“I’m so bored. I hate my life.” - Britney Spears

Das Langweilige ist interessant geworden, weil das Interessante angefangen hat langweilig zu werden. – Thomas Mann

"Never for money/always for love" - The Talking Heads

Monday, February 21, 2011

the philosophy of the diary

How do we – this we, this other and me, the writer, this shadowing and secret sharing editorial we! – gather our data about the formation of character under capitalism? What does ‘under capitalism” even mean?

One can imagine a computer, being steadily fed data concerning the everyday habits of the population that existed ‘under capitalism” for two hundred to three hundred years, storing it and collating it, tying, a cybernetic Varuna, person to person in the coils of its 0 and 1, from which would emerge, at some point, a hermeneutic, a heuristic, a set of axioms, or maybe simply a surrender to the ceaseless flow of info for its own sake.

One can imagine an economist making a model of what the character should be.

One can imagine a novelist tracing the events in some fictitious character’s life that are somehow meant to be typical.

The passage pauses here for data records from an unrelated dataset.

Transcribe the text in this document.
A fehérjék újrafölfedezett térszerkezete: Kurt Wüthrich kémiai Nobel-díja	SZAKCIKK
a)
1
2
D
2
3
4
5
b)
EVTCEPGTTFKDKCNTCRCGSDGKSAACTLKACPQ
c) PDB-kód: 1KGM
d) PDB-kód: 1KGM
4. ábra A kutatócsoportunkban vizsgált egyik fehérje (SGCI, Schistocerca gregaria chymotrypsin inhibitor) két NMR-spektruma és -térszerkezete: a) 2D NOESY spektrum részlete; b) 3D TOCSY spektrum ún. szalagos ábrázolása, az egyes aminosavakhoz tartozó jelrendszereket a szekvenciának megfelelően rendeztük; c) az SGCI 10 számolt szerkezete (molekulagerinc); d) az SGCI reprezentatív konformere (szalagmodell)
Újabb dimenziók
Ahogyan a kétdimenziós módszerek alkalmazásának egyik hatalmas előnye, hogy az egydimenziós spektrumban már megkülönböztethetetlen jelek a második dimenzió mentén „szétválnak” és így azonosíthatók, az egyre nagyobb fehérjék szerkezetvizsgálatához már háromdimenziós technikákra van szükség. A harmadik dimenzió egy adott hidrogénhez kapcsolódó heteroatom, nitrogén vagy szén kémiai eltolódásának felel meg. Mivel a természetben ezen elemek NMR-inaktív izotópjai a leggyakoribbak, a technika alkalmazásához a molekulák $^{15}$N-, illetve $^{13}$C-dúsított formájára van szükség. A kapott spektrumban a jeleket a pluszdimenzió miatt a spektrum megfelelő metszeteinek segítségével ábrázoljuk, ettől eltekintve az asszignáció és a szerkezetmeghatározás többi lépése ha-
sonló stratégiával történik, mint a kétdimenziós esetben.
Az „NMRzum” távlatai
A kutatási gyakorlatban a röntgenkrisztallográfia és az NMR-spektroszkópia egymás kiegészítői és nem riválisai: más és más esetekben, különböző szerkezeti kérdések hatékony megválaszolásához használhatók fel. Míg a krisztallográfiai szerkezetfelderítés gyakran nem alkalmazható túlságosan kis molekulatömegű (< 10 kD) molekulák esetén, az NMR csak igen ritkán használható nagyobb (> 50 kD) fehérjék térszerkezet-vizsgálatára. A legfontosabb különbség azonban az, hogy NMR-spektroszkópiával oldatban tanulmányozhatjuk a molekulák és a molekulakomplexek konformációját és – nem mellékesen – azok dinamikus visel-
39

Or one can keep a diary and make penetrating generalizations that go outward towards the world and inward towards one’s own peculiarities, a mutual articulation that is always perched in the doubtful state between the outward and inward, like Raphael’s hat. The diary keeper’s entries share some formal characteristics with the accountant’s – both rely on the spread sheet principle that objectifies time, both “account” – a word which, according to the OED, has its root in the Latin computare, which has a further root in putare, pruning trees or ‘cleaning”, purifying. Although putare could also mean counting. Let’s quote Girard Minaud, in La comptabilite a Rome: essai d’histoire economique…, quoting Emile Benveniste here:

Emile Beveniste considered that one ought to being with the technical sense of putare: “In following (from the base to the top) the count, to detach successively the articles which have been verified. From this, ‘to verify, purify””. This image can be understood by seeing the pruner begin his work from the lowest branches for progressing towards the height of the tree and attaining its summa. The procedure explains why the summa designated, for the ancients, what is called the “total” today, but also the ‘sum’. E. Benveniste has in effect taken care to specify, concerning addition: “In the classical civilizations this operation is conducted according to a different model than our own. One made the count of numbers superposed on one another not, as with us, from the highest to the lowest, but from the lowest to the highest, until attaining what they called the summa, that is to say, the superior number.” (169)

The tree, the accountant, the diarist and the computer – a root connects them all, and an inversion marks a history.

But of course the computer and the accountant have specialized in a certain branch of objectivity, while the diarist, the clerk of literature, prefers not to.


Sarah said...

I don't know Latin at all, but I'm fascinated by the origin of words and the way those origins affect our sense of what things mean. I'm thinking of 'sense' literally here- as in the senses- and also of literal and metaphorical orientation. The idea that we count up because the word is related to pruning, which proceeds from the bottom upwards never occurred to me. Time on a left to right scale, directions being up, down and left right, so many things being linear (most of which are better conceived as circular, spherical, fractal...) It makes me wonder how many other senses and directions shape the structure of our thoughts? Just learning a single other Indo-European language, Czech, seems to give me a whole other world out of which to view my own. I wonder what it would be like to learn something completely alien, like the Aborigine languages where meaning depends on directional orientation- or Pirahan, that has no words for numbers or quantities at all.

roger said...

Sarah, you are learning Czech? Wow. That's an interesting choice.

I find the anthropology of lists and counting endlessly fascinating. Ingold's book on lines, which I'm reading now, reminds me a bit of Jack Goody's book on lists and the bureaucratic mentality - Goody works with sumerian lists to understand the connection between the writing system and the creation of this new space in which the representation of things can be put.

I love these forms - the list, the addition or subtraction, the diary - for their desperate organizing qualities.

Sarah said...

Roger- Still learning, of course, but I guess I can say 'learned' at this point. I studied it in the '80's and have spent 13 of the last 21 years in Prague.